Consider the following list:
lst <- list(
animals = list(
lamas = c("brown", "white"),
primates = list(
humans = c("asia", "europe"),
apes = c("good", "fast", "angry")
)
),
objects = c("expensive", "cheap"),
plants = NULL
)
The results of flatten_list(lst, delimiter="_")
should look like this:
data.frame(
path = c("animals_lamas", "animals_lamas", "animals_primates_humans", "animals_primates_humans", "animals_primates_apes", "animals_primates_apes", "animals_primates_apes", "objects", "objects", "plants"),
value = c("brown", "white", "asia", "europe", "good", "fast", "angry", "expensive", "cheap", NA)
)
I was surprised that I couldn't achieve this with tidyr or data.tables. Do I need a recursive function, or is there some out-of-the-box solution for this? Appreciated!
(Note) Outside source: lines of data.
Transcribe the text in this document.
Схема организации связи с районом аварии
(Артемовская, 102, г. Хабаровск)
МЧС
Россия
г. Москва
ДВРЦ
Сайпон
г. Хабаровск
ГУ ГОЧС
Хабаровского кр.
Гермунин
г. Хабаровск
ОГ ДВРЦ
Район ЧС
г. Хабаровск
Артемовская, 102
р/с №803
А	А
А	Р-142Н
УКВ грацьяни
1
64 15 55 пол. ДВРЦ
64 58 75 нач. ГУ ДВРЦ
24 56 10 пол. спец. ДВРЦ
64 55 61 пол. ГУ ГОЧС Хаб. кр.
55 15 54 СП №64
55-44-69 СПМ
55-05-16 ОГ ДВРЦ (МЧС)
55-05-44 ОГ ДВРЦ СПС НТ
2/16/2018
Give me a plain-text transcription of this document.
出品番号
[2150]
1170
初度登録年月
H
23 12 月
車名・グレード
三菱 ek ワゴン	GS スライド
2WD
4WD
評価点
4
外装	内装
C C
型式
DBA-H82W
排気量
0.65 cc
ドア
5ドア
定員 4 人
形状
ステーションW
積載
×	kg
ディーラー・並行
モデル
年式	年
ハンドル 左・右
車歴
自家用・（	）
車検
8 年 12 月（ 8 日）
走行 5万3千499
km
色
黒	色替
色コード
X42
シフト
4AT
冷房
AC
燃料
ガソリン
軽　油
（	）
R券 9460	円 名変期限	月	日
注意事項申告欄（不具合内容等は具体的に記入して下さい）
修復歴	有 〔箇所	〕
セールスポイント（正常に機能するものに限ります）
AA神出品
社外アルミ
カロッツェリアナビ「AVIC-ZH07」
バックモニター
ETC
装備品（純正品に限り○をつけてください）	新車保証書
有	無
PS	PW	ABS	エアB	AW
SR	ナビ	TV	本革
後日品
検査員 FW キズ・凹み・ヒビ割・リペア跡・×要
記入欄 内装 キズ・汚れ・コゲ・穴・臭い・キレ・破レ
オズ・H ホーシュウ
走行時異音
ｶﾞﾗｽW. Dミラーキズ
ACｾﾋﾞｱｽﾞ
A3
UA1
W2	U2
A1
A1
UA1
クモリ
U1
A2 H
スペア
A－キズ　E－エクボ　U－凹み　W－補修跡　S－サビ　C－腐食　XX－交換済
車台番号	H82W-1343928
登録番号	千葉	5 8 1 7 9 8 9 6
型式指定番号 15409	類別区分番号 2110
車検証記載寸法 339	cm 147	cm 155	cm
EDIT: The solution provided by akrun worked on the original data. I realized that there is a problem when an element is NULL
at the bottom level and hence rephrased the problem.
EDIT2 My current workaround is to recursively replace NULL
by NA
before applying akrun solution, using the function supplied here [again by akrun ;) ].
CodePudding user response:
It can be done by melt
ing into a data.frame and then unite
the key columns
library(reshape2)
library(dplyr)
library(tidyr)
out2 <- melt(lst) %>%
unite(path, L1:L3, sep = "_", na.rm = TRUE) %>%
select(path, value)
-checking with OP's output
> all.equal(out, out2)
[1] TRUE
CodePudding user response:
A solution that can deal with NULL
, based on rrapply
:
library(tidyverse)
library(rrapply)
rrapply(lst, f = \(x) if (is.null(x)) NA else x, how = "melt") %>%
unnest(value) %>% unite(path, L1:L3, na.rm = T)
#> # A tibble: 10 × 2
#> path value
#> <chr> <chr>
#> 1 animals_lamas brown
#> 2 animals_lamas white
#> 3 animals_primates_humans asia
#> 4 animals_primates_humans europe
#> 5 animals_primates_apes good
#> 6 animals_primates_apes fast
#> 7 animals_primates_apes angry
#> 8 objects expensive
#> 9 objects cheap
#> 10 plants <NA>